Some Basic Racist Ideas and some Rebuttals, & Why We Exist

2. Why don’t you lighten up and get over it?

Oh please.  This is like saying its not cool to eat pizza unless you’re Italian. Or only the French can drink champagne. Learn to share your heritage. Stop holding on so tightly. My ancestors weren’t even around before the 1900′s. They didn’t kill your ancestors. Get over it.

…But should racial sensitivity move all the way over to never watching a John Wayne movie ever again and seeing Italians poorly portray a “First People” (Bitch needs to check their AP style book *snotty wink*). Or a bunch of star fucking hipsters in headdresses coked out of their little American panties? It just seems like trite and really insecure whistle blowing.

…Health disparaties and poverty are worth more of everyone’s attention than hippie fashion trends or things that annoy you about white people…

As a pop culture website, we get this response so often that we even have a policy to speak to it:

8. Don’t respond to a post or comment by saying “why don’t you focus on some real issues like the war/starving children in Africa/police brutality/etc.” Newsflash: this is a blog about race and pop culture. If you’re not interested in discussing the intersection of those two things, please go elsewhere.

Incidentally Bitch is also a pop culture site, so it kinda makes sense that Jessica talk about hipsters there. Bitch readers come to Bitch to talk about feminism and pop culture, but they don’t want to talk about racism and pop culture?

The “get over it” defense is not hard to take down as soon as you realise that by “it” the commenter is referring to colonisation and genocide, the legacy of which continues to beset Native communities in the form of poverty, environmental racism, and health disparities (to recap some of the things Jessica mentioned in the original post).

The whole “but that happened 100 years ago!” defense is similarly dense: a brief look at who is poor and who is marginalised in the richest countries in the world should quiet that one down…though it often doesn’t.  There’s no accounting for pigheadedness.

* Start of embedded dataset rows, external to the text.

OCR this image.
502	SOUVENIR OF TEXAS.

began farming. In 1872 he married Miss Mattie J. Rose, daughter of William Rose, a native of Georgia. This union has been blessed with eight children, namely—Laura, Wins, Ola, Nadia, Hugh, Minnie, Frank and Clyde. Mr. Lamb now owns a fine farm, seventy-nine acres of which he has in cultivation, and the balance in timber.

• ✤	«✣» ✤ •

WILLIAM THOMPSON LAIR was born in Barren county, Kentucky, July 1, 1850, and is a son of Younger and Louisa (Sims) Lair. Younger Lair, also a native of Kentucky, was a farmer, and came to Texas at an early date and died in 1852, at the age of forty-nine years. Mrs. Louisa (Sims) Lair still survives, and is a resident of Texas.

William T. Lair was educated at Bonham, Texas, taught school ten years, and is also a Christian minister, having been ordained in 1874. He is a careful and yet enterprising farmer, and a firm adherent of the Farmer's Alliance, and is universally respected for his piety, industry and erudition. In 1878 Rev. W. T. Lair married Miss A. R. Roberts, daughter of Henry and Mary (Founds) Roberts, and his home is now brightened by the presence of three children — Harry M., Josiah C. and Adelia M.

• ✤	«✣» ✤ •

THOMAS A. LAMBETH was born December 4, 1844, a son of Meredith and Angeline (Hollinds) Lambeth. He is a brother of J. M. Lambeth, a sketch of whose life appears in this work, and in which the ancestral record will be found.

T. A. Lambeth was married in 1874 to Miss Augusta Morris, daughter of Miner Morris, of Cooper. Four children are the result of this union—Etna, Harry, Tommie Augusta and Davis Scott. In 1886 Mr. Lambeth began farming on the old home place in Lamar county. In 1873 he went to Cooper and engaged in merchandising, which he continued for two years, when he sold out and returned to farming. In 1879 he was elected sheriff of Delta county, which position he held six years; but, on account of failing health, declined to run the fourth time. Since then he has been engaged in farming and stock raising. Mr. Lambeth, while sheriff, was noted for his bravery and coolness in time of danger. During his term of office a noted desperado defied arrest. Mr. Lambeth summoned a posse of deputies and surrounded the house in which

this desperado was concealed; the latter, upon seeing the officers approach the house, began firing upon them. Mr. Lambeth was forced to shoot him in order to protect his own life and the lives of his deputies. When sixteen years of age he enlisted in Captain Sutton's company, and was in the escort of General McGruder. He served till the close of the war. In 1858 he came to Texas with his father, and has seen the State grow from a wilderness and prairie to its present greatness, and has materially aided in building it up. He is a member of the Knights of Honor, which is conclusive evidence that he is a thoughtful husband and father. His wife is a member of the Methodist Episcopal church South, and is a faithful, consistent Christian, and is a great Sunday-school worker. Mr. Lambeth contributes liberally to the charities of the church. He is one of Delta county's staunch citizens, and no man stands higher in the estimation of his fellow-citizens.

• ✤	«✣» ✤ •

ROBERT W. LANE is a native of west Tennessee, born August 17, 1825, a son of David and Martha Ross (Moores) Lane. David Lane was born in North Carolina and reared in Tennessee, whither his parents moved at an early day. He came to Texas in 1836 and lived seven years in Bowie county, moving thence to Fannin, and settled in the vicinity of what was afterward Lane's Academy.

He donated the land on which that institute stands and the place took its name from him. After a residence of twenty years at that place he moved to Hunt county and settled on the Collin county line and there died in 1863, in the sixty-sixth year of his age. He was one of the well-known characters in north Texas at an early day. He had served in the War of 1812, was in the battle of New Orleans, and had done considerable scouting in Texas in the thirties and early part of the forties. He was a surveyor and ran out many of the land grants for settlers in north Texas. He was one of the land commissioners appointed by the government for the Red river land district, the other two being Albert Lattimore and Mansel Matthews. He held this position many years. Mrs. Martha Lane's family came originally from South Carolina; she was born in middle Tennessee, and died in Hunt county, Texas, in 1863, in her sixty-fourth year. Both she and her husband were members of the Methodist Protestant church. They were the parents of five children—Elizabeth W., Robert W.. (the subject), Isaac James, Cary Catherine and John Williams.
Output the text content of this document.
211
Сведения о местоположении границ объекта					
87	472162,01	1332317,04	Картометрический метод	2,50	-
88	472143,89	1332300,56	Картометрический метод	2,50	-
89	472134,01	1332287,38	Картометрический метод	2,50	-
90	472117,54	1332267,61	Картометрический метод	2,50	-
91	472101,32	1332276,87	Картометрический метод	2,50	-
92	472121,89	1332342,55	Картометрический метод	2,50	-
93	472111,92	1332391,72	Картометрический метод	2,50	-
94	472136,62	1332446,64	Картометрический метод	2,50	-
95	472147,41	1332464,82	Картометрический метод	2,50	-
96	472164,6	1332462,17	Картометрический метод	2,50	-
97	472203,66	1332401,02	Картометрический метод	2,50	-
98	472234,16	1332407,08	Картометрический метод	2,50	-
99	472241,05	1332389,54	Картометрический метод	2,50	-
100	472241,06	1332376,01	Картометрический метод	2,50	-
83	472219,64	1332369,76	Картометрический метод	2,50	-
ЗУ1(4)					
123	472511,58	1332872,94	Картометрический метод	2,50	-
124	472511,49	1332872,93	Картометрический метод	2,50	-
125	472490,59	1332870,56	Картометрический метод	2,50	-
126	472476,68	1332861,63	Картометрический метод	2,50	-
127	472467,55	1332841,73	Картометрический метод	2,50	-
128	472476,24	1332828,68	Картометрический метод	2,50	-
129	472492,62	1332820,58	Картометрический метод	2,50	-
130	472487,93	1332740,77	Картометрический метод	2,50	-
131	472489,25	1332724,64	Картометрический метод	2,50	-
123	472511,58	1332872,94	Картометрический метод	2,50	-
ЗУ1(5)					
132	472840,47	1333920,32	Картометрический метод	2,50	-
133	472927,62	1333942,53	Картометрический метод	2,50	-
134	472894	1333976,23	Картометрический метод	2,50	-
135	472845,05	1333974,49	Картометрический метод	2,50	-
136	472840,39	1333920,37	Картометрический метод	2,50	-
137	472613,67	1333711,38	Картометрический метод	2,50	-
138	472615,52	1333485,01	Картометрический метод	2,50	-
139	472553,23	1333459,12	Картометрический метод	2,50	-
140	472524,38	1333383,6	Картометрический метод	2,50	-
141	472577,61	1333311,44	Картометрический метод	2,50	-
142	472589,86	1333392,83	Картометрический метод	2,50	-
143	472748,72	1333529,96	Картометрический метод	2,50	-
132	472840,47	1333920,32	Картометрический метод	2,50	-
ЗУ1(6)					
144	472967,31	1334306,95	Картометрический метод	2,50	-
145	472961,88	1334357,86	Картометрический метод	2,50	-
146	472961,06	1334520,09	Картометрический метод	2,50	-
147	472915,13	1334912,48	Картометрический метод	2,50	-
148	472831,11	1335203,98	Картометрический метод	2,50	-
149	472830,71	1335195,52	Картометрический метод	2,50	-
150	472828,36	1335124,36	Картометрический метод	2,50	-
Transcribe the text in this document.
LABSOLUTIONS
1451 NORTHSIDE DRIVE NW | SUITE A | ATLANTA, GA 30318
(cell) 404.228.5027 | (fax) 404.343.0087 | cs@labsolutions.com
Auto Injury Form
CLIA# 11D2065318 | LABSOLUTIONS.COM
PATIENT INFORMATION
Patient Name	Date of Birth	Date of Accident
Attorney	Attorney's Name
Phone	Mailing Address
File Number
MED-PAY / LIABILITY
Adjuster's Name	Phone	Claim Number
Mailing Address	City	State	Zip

And beyond this? Racism manifests itself in a million different ways, from massive structural inequalities, to the accessories of that fashionable person on the subway next to you.  And sometimes it is easier for folks to understand and tackle the small things; for me, it was a long journey to the admission that racism exists and impacts my daily life.  Talking about pop culture was a baby step that I could take; it was also something that was familiar and accessible when I didn’t really understand the academic language of postcolonial theory, or couldn’t imagine that words like “double marginalization” “diaspora” or even “immigrant” could apply to me.

It’s bossy to tell people which incidences of racism they should be discussing, and it also denies the insidious nature of racism. There’s no global limit on how many racist topics we can discuss.  If our bandwidth has room, we’re going to decontruct it.

3. Why is this my fault? My family didn’t do anything. And anyways, I’m poor/female/an immigrant (insert other identity) so that neutralises my white privilege – I don’t have any.

…Am I immediately part of the problem because I was born into it? You assume I don’t care or involved myself in Native rights and politics because I’m white? How easy it is for all you to dismiss the few uber-defensive Caucasians claiming, “What, I’m automatically racist because I’m [white]?” without reconsidering the allegation. Throwing around blame is not a solution…

…[from a commenter who identifies as a white immigrant] Though we fare better than many others…it’s been a long struggle, especially since my parents’ accents are much too thick for most American-born citizens to understand and has made jobs difficult to land. We are working class and could not even afford state university. Anyway, I wanted to say that it is interesting how homogenized white people are in this country. Our personal heritage is ignored, a Scottish redheaded regarded no differently than a deeply olive-skinned Sicillian, in the United States.